The causation is poorly understood and until recently the theories have revolved around damaged or impaired barrier function of the skin. A role of the skin microbiome (micro organisms that are normally present on the skin) has been reported which is thought to lead to immune dysregulation and consequently impaired inflammatory response. The symptoms experienced by people who have sensitive skin can only be explained by a defect in the sensory perceptions in the skin. This could explain why rosacea sufferers complain of sensitive skin as the condition is known to be a combination of vascular and inflammatory factors in the facial skin. Stress is well known to aggravate symptoms of sensitive skin and is often reported as a triggering factor; however it is usually accompanied by other factors.
Combining all the known possible factors it makes sense to minimise the trigger factors to control the symptoms. So regularly moisturising the skin will help with impaired barrier function of the skin. The moisturiser is only acting as an artificial barrier which is helping to enhance the lacking natural barrier contributing to the syndrome of sensitive skin. Hence that is why most eczema sufferers usually have a sensitive skin because they genetically suffer from an impaired barrier function of the skin.
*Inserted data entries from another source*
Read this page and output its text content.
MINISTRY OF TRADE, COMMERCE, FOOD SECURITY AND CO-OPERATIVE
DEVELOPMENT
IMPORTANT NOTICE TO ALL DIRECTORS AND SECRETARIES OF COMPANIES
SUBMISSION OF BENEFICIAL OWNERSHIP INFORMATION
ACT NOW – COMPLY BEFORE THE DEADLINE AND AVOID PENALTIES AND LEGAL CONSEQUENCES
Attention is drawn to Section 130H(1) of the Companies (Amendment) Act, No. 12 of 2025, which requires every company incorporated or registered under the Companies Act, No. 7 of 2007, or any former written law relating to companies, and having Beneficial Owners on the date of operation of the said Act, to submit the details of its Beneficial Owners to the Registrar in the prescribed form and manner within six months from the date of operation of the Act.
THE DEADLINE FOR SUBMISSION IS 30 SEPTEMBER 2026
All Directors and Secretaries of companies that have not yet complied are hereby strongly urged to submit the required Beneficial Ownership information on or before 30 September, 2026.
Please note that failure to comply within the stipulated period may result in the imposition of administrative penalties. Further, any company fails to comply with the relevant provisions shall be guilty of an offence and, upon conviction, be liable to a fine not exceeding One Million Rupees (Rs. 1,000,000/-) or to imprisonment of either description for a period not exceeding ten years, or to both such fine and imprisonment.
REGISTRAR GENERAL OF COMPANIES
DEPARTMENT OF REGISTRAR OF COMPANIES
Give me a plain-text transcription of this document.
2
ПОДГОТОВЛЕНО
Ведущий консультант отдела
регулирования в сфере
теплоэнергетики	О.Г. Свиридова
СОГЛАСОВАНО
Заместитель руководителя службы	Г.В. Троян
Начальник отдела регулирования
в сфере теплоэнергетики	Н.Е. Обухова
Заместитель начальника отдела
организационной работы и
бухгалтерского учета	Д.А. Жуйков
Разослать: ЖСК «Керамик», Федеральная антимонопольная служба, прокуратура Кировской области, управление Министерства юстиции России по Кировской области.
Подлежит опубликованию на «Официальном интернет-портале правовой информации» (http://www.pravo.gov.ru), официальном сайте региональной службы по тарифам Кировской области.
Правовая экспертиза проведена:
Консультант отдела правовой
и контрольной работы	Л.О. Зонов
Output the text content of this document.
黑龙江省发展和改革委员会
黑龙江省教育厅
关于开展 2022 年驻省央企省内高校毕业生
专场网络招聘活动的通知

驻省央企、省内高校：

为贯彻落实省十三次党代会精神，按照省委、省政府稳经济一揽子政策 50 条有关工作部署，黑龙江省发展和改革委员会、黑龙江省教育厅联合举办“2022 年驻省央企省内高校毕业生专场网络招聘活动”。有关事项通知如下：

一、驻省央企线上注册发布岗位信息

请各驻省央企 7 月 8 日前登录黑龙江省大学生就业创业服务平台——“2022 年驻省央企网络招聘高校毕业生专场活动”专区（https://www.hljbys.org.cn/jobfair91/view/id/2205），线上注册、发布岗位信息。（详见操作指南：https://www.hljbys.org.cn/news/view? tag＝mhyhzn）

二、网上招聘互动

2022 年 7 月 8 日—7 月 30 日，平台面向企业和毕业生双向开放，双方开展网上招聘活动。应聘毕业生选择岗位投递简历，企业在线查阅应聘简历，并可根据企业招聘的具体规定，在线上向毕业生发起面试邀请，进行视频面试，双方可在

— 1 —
Balancing the need for skin cleansing and avoiding any further damage to the skin barrier is crucial in the care of sensitive skin. Using a gentle and emollient face wash and subsequent moisturisation will help to avoid problems with cleansing.
Low level light therapy has been shown to improve the symptoms noted with sensitive skin. It is possible that the light helps with immune dysregulation and reducing local inflammation thereby improving the neural sensory abnormalities producing the symptoms.
There is no clear solution to the problem with sensitive skin but for people who are most affected by this syndrome, following a routine of moisturising the skin and a soft cleansing routine and maybe use of equipment delivering low level light therapy may help to manage this skin condition.